Unscripted

About “Vanya and Sonia and Masha and Spike”

ARIELLE YODER as Nina (standing), JULIE FISHELL as Masha, CHRISTIAN DALY as Spike, JEFFEY BLAIR CORNELL as Vanya and JULIA GIBSON as  (Photo by Jon Gardiner)

As Christopher Durang points out, Anton Chekhov’s work appears both under and on top of the text of his Tony Award-winning play Vanya and Sonia and Masha and Spike. There are numerous parallels, quite beyond the three siblings and their neighbor Nina’s names, to Chekhov’s Uncle Vanya, The Three Sisters, The Cherry Orchard, and Seagull. At the same time, however, Vanya and Sonia and Masha and Spike is quite clearly Durang not Chekhov. 
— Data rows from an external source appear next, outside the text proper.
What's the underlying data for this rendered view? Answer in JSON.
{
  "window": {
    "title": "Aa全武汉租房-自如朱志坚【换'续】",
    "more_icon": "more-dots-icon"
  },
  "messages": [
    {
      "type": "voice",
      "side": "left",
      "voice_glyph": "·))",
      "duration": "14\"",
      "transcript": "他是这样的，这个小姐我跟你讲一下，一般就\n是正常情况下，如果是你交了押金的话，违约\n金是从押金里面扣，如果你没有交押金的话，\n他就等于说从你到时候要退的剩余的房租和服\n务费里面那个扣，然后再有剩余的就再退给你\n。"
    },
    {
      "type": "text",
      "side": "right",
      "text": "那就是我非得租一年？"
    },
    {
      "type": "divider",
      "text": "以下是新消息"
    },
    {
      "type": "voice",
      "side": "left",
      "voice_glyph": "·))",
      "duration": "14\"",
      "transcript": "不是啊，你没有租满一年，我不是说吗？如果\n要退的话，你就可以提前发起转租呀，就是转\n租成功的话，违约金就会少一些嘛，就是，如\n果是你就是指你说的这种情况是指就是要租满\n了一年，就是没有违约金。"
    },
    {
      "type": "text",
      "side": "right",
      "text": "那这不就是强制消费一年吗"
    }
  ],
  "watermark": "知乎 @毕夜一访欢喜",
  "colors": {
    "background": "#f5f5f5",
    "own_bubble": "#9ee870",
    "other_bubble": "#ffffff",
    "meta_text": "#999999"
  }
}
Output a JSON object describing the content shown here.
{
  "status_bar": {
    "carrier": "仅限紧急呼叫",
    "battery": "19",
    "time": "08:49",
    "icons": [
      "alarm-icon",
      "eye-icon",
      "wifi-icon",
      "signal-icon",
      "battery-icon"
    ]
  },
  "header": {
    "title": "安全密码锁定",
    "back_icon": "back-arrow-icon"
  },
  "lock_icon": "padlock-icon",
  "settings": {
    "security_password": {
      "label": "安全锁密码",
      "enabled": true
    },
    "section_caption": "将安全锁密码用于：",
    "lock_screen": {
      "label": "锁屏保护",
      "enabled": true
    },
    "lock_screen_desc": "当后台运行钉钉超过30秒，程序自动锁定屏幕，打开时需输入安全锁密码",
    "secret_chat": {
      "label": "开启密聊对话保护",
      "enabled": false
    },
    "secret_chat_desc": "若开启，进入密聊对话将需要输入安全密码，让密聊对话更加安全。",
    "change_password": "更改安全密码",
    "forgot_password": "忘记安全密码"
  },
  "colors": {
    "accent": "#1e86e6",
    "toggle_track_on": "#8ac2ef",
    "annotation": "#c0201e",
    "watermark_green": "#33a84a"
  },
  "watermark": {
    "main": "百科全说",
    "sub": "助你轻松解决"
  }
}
Where Chekhov gives us a deeply perceptive human comedy, Durang romps through the lives of his characters with a different sensibility. It is a U.S.-based gusto and brio that draws heavily upon contemporary culture both for its laughs and its poignancy. Durang understands Mark Twain’s comment that “the source of all humor is sorrow” and carefully roots the ridiculous aspects and actions of his characters in a deep comprehension of the Dark Night of Their Souls. Durang also understands Chekhov’s statement, “men dine, they just dine—and in that moment lives collapse, and worlds are destroyed,” with its profound insight that the truly important events in our lives happen without our noticing them. We live them, we don’t comment upon them.  It is only years later, perhaps lying on the analyst’s couch, that we begin to comprehend the confluence of our own actions, attitudes, and emotions that created those moments and their repercussions.  

JEFFREY BLAIR CORNELL as Vanya and ARIELLE YODER as Nina. (Photo by Jon Gardiner)
What Durang creates in Vanya and Sonia and Masha and Spike is a contemporary, funny, dysfunctional family with–like all families–its own particular rhythm.  In the process the play investigates what it is to be human, what it is to be in a relationship, what it is to be in a family, what it is to have meaning in your life.  Perhaps the most fulfilled life is the one in which a person is capable of stopping: sitting and watching the elegance and stillness of Durang’s blue heron perched majestically on one long leg as it surveys the pond and searches for its next meal.